Wie viele Anlagen besitzen Sie denn?
Hier in der Region betreiben wir zwei Windkraftanlagen, 45 Solaranlagen, sechs Geothermieanlagen, 14 Wasserkraftwerke und zwei Biomasseanlagen. Darüber hinaus sind wir an diversen Windparks in Deutschland und in Europa beteiligt, weitere gehören uns ganz, dazu kommen drei große Solaranlagen. Gerade die Windräder sind an günstigen Standorten in Europa verteilt, in Norwegen etwa, vor Friesland und in der irischen See. In Summe können wir so pro Jahr 6,3 Terawattstunden Strom produzieren.
Stadtwerke München: Wie geht es jetzt weiter?
Wie viel verbrauchen Ihre Münchner Kunden?
Ganz München verbraucht knapp sieben Terawattstunden. Gemeinsam mit unseren konventionellen Kraftwerken erzeugen wir ungefähr zwölf Terawattstunden. Weil die aber ein Ablaufdatum haben, allein Isar II fällt ab April weg, haben wir jetzt schon Ökostromkapazitäten aufgebaut, um keine Lücke entstehen zu lassen. 2021 haben wir mit 100 neuen Windrädern einen großen Schritt gemacht.
Was hat der Ausbau die Münchner gekostet?
Unsere Vorgabe war, die Kunden nicht mit der Ausbauoffensive zu belasten. Somit haben wir sie über Kredite und bestehendes Kapital der SWM finanziert. Die Anlagen arbeiten wirtschaftlich und tragen sich selbst. Das zeigt sich auch daran, dass wir bis heute zu den günstigsten Stromanbietern in Deutschland gehören. Wir haben allerdings ein Angebot, bei dem ein kleiner Kundenkreis freiwillig einen Aufpreis für den Ausbau der Ökostromerzeugung in der Region zahlt.
Gehen wir vom Verkauf zum Einkauf: Sie beschaffen kurzfristiger als andere Anbieter, haben die Preissprünge im Sommer also voll mitgenommen. Haben Sie sich verspekuliert?
Wir sichern unsere Kraftwerke gerne langfristig ab, damit sie solide finanziert sind – es gab ja auch Jahre mit niedrigen Strompreisen. Im Einkauf sind wir tatsächlich kurzfristiger unterwegs, um auf den Großmarkt reagieren zu können. Wenn die Preise über Monate nur steigen, ist das natürlich schlecht, da hat man keine so gute Absicherung.
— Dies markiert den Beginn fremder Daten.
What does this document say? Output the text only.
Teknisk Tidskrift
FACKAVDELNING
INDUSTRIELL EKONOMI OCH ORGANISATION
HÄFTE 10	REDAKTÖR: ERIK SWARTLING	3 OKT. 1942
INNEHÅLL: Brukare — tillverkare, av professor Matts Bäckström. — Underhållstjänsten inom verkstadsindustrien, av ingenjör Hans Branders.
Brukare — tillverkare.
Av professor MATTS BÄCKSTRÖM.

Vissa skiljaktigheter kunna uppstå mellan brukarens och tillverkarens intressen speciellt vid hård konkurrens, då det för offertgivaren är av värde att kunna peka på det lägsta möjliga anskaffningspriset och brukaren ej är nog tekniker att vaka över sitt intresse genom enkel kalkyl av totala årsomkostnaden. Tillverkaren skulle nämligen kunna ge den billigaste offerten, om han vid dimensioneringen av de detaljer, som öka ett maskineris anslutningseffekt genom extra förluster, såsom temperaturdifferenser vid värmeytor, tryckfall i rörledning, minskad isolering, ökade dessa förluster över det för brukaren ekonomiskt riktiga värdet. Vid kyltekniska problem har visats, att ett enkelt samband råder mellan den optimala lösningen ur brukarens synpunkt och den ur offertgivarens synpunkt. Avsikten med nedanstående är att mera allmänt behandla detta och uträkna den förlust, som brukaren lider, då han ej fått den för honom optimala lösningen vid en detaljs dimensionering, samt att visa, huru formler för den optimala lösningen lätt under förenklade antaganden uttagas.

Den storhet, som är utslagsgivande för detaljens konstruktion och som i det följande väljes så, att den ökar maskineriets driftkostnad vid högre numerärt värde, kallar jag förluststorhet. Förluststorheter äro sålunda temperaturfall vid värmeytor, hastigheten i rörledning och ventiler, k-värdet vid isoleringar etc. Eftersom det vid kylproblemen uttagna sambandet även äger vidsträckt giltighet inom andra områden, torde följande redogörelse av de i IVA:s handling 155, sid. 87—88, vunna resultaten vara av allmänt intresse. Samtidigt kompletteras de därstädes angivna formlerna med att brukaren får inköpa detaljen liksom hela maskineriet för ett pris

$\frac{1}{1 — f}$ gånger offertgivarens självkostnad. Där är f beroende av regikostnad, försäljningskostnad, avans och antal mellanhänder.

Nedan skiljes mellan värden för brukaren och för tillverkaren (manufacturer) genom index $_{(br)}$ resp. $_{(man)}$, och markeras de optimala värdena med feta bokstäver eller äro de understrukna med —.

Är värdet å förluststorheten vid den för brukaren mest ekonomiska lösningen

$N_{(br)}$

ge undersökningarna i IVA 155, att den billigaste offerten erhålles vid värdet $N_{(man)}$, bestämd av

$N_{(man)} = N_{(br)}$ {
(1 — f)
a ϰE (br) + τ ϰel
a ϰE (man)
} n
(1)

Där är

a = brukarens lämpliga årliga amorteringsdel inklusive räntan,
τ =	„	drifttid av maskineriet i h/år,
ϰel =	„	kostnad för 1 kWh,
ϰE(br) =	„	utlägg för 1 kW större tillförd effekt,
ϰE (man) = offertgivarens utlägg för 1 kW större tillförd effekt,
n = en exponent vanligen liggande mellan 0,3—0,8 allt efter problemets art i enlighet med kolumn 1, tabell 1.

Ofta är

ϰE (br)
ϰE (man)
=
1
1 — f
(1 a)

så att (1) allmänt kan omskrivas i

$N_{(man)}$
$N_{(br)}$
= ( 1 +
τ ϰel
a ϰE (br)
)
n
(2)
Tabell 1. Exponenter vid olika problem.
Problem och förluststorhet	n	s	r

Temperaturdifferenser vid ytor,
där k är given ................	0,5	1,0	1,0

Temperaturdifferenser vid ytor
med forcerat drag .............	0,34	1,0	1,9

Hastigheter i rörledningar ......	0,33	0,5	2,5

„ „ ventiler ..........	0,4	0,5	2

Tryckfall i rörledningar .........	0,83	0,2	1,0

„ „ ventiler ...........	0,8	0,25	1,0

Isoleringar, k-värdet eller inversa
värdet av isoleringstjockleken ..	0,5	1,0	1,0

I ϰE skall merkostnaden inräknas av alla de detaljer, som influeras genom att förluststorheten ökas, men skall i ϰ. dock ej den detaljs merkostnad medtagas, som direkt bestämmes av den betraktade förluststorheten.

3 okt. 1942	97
Aber wir würden genauso am Pranger stehen, wenn die Preise jetzt wieder fallen würden und wir unseren Kunden sagen müssten: Das merkt ihr erst in zwei Jahren, weil wir so langfristig eingekauft haben.
Wie geht es jetzt weiter?
Die Laufzeit der Abschöpfung ist zunächst bis zum 30. Juni 2023 befristet. Sie kann bis 30. April 2024 verlängert werden. Deshalb müssen wir abwarten. Wenn wir unsere Gewinne wieder behalten dürfen, werden wir definitiv wieder günstiger als andere Anbieter.